How many employees have you added in this way?

We added 11 employees. That might not sound like an impressive number.

But they include people who have become essential pillars in their work areas. One example: One of the employees comes from an African country and was unemployed for a time. He handles installation work on the construction site, and it is difficult to tell him apart from an actual electrician. Now he is being trained as a specialist in an adult education program. Another employee was self-employed for a short time, dealt with health problems, and lost his job. Now, he manages construction site logistics in our office.

These people come from a range of different backgrounds. Of the 11, at least 6 or 7 are helping my company move forward. Just try to find 7 people that can do that as a mid-sized business in Munich! I don’t want to romanticize all of it; we have also had setbacks. However, the bottom line is that all of these workers have enhanced the company to a greater or lesser extent.

Was it difficult to convince your employees?

No. I am very proud of the capacity my workforce has for integration. Nationality, religion, cultural background – none of it plays a big role for our company. Overall, it only improved cohesion and identification within the company. People appreciate that we are interested in something besides just making money.

Is the model also suitable for other companies?

My company is a prototype that works very well. I am trying to win over other companies now alongside like-minded people. This is a good, almost risk-free approach that benefits everyone involved. If a company is interested, we describe the duties in the job center and look for unemployed persons interested in doing the work. Selected individuals can then complete a trial run at the company without much bureaucratic red tape involved. If everything works out, they receive a regular employment contract. If there are going to be problems with the unemployed individuals, you can normally tell this in the first day or first week.

But this doesn’t solve the lack of trained professionals?

It’s one tool. We’re still doing everything else of course, like training and continuing education, normal recruiting, etc. We have a total fetish for specialists in Germany. At the end of the day, a lack of trained specialists isn’t the heart of the problem. The underlying problem are undone tasks.

The transformation is going to become faster and more disruptive. How many taxi drivers, radiologists, or attorneys will we need in 10 – 15 years? If a job changes or is eliminated, we can’t train these people to be specialists again. Than I already have too few people and take them for three or four years out of value creation.

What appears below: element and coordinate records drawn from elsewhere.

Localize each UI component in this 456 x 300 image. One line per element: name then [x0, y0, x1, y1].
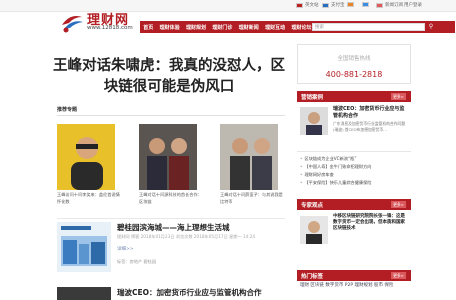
expert-item[interactable]: 中移区块链研究院院长张一锋：这是数字货币一定会出现，但本质和国家区块链技术 [297, 212, 411, 262]
article-more-link[interactable]: 详细>> [117, 246, 134, 252]
case-item[interactable]: 瑞波CEO：加密货币行业应与监管机构合作 广东消息及加密货币行业监管机构合作问题… [297, 104, 411, 149]
expert-section-header: 专家观点 更多> [297, 199, 411, 210]
search-icon[interactable]: ⚲ [426, 23, 436, 31]
main-nav: 首页 理财体验 理财规划 理财门诊 理财新闻 理财互动 理财论坛 搜索 ⚲ [140, 21, 455, 33]
page-title[interactable]: 王峰对话朱啸虎：我真的没怼人，区块链很可能是伪风口 [50, 56, 288, 98]
hotline-label: 全国销售热线 [337, 56, 371, 62]
list-item[interactable]: 碧桂园滨海城——海上理想生活城 理财网 博客 2018年01月23日 浏览次数 … [57, 222, 287, 277]
nav-home[interactable]: 首页 [140, 24, 156, 31]
featured-caption: 王峰对话十问源科技的首长合作：区块链 [139, 192, 202, 204]
rss-icon [376, 2, 383, 8]
case-section-title: 营销案例 [301, 95, 324, 101]
page: 英文站 支付宝 新闻订阅 用户登录 理财网 www.12818.com 首页 理… [0, 0, 456, 300]
pay-link[interactable]: 支付宝 [322, 2, 345, 8]
list-item[interactable]: 瑞波CEO：加密货币行业应与监管机构合作 [57, 287, 287, 300]
lang-link[interactable]: 英文站 [296, 2, 319, 8]
nav-experience[interactable]: 理财体验 [156, 24, 182, 31]
featured-card[interactable]: 王峰对话十问源科技的首长合作：区块链 [139, 124, 204, 205]
case-section-header: 营销案例 更多> [297, 91, 411, 102]
article-meta: 理财网 博客 2018年01月23日 浏览次数 2018年05月17日 星期一 … [117, 234, 256, 239]
list-item[interactable]: 【平安保险】快乐儿童综合健康保险 [300, 179, 410, 187]
search-input[interactable]: 搜索 [312, 23, 425, 31]
case-list: 区块链成为企业VC新流“瓶” 【中国人寿】金牛门致命招理财方向 理财网好房车查 … [300, 155, 410, 187]
list-item[interactable]: 理财网好房车查 [300, 171, 410, 179]
featured-caption: 王峰访问十问李笑来：盖伦首说情怀化数 [57, 192, 120, 204]
nav-forum[interactable]: 理财论坛 [288, 24, 314, 31]
more-button[interactable]: 更多> [391, 93, 406, 100]
nav-news[interactable]: 理财新闻 [236, 24, 262, 31]
section-divider [57, 218, 285, 219]
login-link[interactable]: 用户登录 [404, 2, 422, 8]
tags-section-title: 热门标签 [301, 274, 324, 280]
article-thumbnail [57, 287, 111, 300]
section-divider [57, 115, 285, 116]
article-title[interactable]: 碧桂园滨海城——海上理想生活城 [117, 222, 230, 233]
site-logo[interactable]: 理财网 www.12818.com [60, 9, 140, 35]
hot-tags[interactable]: 理财 区块链 数字货币 P2P 理财规划 股市 保险 [300, 282, 412, 289]
featured-photo [220, 124, 278, 190]
list-item[interactable]: 区块链成为企业VC新流“瓶” [300, 155, 410, 163]
expert-title[interactable]: 中移区块链研究院院长张一锋：这是数字货币一定会出现，但本质和国家区块链技术 [333, 214, 409, 232]
article-title[interactable]: 瑞波CEO：加密货币行业应与监管机构合作 [117, 287, 262, 298]
featured-section-title: 推荐专题 [57, 107, 78, 113]
featured-card[interactable]: 王峰访问十问李笑来：盖伦首说情怀化数 [57, 124, 122, 205]
hotline-number[interactable]: 400-881-2818 [298, 70, 410, 79]
qq-icon[interactable] [362, 2, 371, 7]
list-item[interactable]: 【中国人寿】金牛门致命招理财方向 [300, 163, 410, 171]
featured-card[interactable]: 王峰对话十问薛蛮子：与其说我是比特币 [220, 124, 285, 205]
nav-planning[interactable]: 理财规划 [183, 24, 209, 31]
expert-thumbnail [300, 216, 328, 244]
divider [297, 151, 411, 152]
flag-icon [296, 2, 303, 8]
wallet-icon [322, 2, 329, 8]
logo-url: www.12818.com [87, 25, 133, 31]
tags-section-header: 热门标签 更多> [297, 270, 411, 281]
nav-interaction[interactable]: 理财互动 [262, 24, 288, 31]
case-title[interactable]: 瑞波CEO：加密货币行业应与监管机构合作 [333, 106, 409, 120]
sales-hotline-box: 全国销售热线 400-881-2818 [297, 44, 411, 84]
featured-photo [139, 124, 197, 190]
more-button[interactable]: 更多> [391, 201, 406, 208]
expert-section-title: 专家观点 [301, 203, 324, 209]
featured-caption: 王峰对话十问薛蛮子：与其说我是比特币 [220, 192, 283, 204]
news-subscribe-link[interactable]: 新闻订阅 [376, 2, 403, 8]
case-thumbnail [300, 107, 328, 135]
article-tags: 标签：房地产 碧桂园 [117, 259, 157, 264]
article-thumbnail [57, 222, 111, 272]
more-button[interactable]: 更多> [391, 272, 406, 279]
case-desc: 广东消息及加密货币行业监管机构合作问题 (瑞波) 首CEO布加德加密货币… [333, 121, 406, 132]
featured-photo [57, 124, 115, 190]
nav-clinic[interactable]: 理财门诊 [209, 24, 235, 31]
logo-mark-icon [62, 16, 83, 33]
weibo-icon[interactable] [347, 2, 356, 7]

We need the ability to retrain, teach, integrate, and qualify employees in a way that adds value in our everyday work. If we as a company are able to give people living with this transformation meaningful work that they enjoy, then this lessens the burden on the social state, gives people a self-determined life, and supports the labor market. Integrating unemployed people is just part of this overarching goal, and it works for other qualification levels as well.